La sentenza della Consulta è piombata come una mazzata sulla tranquilla supponenza governativa. Il disordine aumenta se guardiamo all’Europa. Bruxelles, dopo la sentenza della Corte Costituzionale che ha bocciato la norma Fornero che bloccava la rivalutazione delle pensioni, ha sottolineato che “qualsiasi cosa cambi gli obiettivi di bilancio del documento di programmazione finanziaria dell’Italia devono essere rispettati”, ossia che la mordacchia dell’austerità non deve mai smorzarsi, sino a uccidere l’animale. 



In ogni caso la sentenza della Consulta e le sue conseguenze sul bilancio italiano, non essendo ancora state quantificate e definite in provvedimenti, non sono state prese in considerazione nelle previsioni economiche di primavera della Commissione Ue. Quindi si può dormire tranquilli. 

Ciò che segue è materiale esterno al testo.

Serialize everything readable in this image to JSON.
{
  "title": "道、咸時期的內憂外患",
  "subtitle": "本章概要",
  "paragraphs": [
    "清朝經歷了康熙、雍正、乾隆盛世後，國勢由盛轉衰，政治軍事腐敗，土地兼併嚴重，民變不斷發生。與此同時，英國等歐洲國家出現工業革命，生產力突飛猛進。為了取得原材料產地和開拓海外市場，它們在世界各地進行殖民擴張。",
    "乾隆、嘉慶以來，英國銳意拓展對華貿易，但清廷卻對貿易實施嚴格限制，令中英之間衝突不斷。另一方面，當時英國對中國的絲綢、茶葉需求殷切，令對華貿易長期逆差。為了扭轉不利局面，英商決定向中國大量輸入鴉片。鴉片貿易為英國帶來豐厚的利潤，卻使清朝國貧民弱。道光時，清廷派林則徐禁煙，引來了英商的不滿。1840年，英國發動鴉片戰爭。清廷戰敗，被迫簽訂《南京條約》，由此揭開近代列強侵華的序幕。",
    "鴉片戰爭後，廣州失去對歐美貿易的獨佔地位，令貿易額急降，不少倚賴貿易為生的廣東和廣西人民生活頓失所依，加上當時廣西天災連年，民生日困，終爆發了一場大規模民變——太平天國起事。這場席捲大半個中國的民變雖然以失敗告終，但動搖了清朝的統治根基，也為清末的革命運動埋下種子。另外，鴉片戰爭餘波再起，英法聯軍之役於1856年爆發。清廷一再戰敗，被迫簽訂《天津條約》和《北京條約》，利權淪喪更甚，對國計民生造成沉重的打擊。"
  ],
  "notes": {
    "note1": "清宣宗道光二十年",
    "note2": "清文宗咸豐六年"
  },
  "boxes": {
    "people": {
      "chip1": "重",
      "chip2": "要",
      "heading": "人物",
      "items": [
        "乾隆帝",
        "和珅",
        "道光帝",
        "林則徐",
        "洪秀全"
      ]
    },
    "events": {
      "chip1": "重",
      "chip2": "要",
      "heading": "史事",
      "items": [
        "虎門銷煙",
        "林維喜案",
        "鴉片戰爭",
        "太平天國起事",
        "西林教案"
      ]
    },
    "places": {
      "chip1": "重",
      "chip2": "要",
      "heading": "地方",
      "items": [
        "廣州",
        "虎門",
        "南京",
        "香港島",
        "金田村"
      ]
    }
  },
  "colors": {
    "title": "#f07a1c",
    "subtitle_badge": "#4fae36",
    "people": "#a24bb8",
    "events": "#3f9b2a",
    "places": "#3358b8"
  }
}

Del resto il buon Giuliano Cazzola, che di pensioni e di montismo se ne intende più di tutti noi, ha giustamente sottolineato, confermando la saggezza e l’esperienza dei vecchi sindacalisti e di coloro come il sottoscritto che dal sindacato (anche quando sbagliava e sbaglia) hanno imparato tanto, che la rivalutazione non è e non sarà mai automatica. Per far sì ch’essa scatti ci vorrà pur sempre una causa, contro l’Inps, e una sentenza. E con i tempi della magistratura italiana, allora, aggiungo io, il risultato economico della sentenza della Consulta non sarà mai e poi mai quantificabile. Quindi, valutare con i dati e le cifre richieste da Bruxelles a quanto ammonterà sul bilancio dello Stato italiano il recupero di quanto si perde con il blocco degli assegni superiori a tre volte il minimo (circa 1.400 euro al mese) sarà praticamente impossibile secondo tempi certi. 



Questo è il vero problema. La Corte, infatti, ha dichiarato sì illegittima la norma che blocca la rivalutazione, ma ha altresì lasciato margini all’iniziativa del governo, grazie a questo risultato che non sancisce l’automaticità dell’attuazione della norma. Questo nessuno lo ha sottolineato. ”Sulla questione della rivalutazione automatica delle pensioni – dice Cazzola – la Consulta ha lasciato dei margini di iniziativa al Governo, il quale può intervenire valutando con attenzione i provvedimenti da adottare, dal momento che non vi è alcun meccanismo di applicazione automatico della discutibile sentenza della Corte, la quale non ha cassato la norma nell’insieme, ma solo per la parte che riguarda le pensioni più basse”. 



Si scatena intanto la corsa alle ipotesi tese a trovare i denari per rimediare al torto, dimenticando spesso il problema nella sua integrità giuridica, come sempre ben inquadrato da Cazzola. Io mi limito a sottolineare come non si si capisca più nulla in merito agli interventi promossi dalla Ragioniera Generale dello Stato, che dovrebbe essere il guardiano non solo dell’ortodossia bruxelliana (anzi di quella dovrebbe tenerne conto solo seguendo le indicazioni del governo italiano, cosa che invece non fa essendo ormai una struttura di tecnici – si fa per dire – etero-comandati da una potenza sovranazionale non legittimata), ma dovrebbe altresì porre preventivamente il governo, qualsiasi governo, al riparo da incidenti di questo tipo. 

Siamo ormai al corrente dell’incapacità scritturale e cognitiva degli uffici legislativi delle due Camere, mente un tempo in quegli uffici sedevano grandi esperti di rito parlamentare che oggi non riusciamo neppure più a immaginare. Le responsabilità delle tecnostrutture, insomma, mi paiono enormi. E poi non si può sfuggire dalla considerazione che i governi dei tecnici, anzi il governo dei tecnici per eccellenza, continua a partorire in ritardo, ma pur sempre attivamente, mostri giuridici che confondono le sorti della vita di decine di migliaia, centinaia di migliaia, di persone. Dopo gli esodati, eccoci in questo pasticcio alla Fornero che, son convinto, passerà alla storia per fondare una sorta di retorica sulle e delle cose che non si devono fare se non si è capaci di farle.

Una di queste è la politica. Difficile arte che inizia con l’amore per il soggetto, per la persona e finisce con la capacità di essere umile. E come diceva Simone Weil, la prima umiltà, la prima delle virtù penultime, si connota della riservatezza e del rispetto umano di riconoscere ciò che non si sa fare e nel chiamare in soccorso coloro che sanno – qualsivoglia età o status sociale essi abbiano.

Ma è un passo troppo forte che “la boria dei dotti”, come diceva Franco Antonicelli, troppo spesso non sa compiere.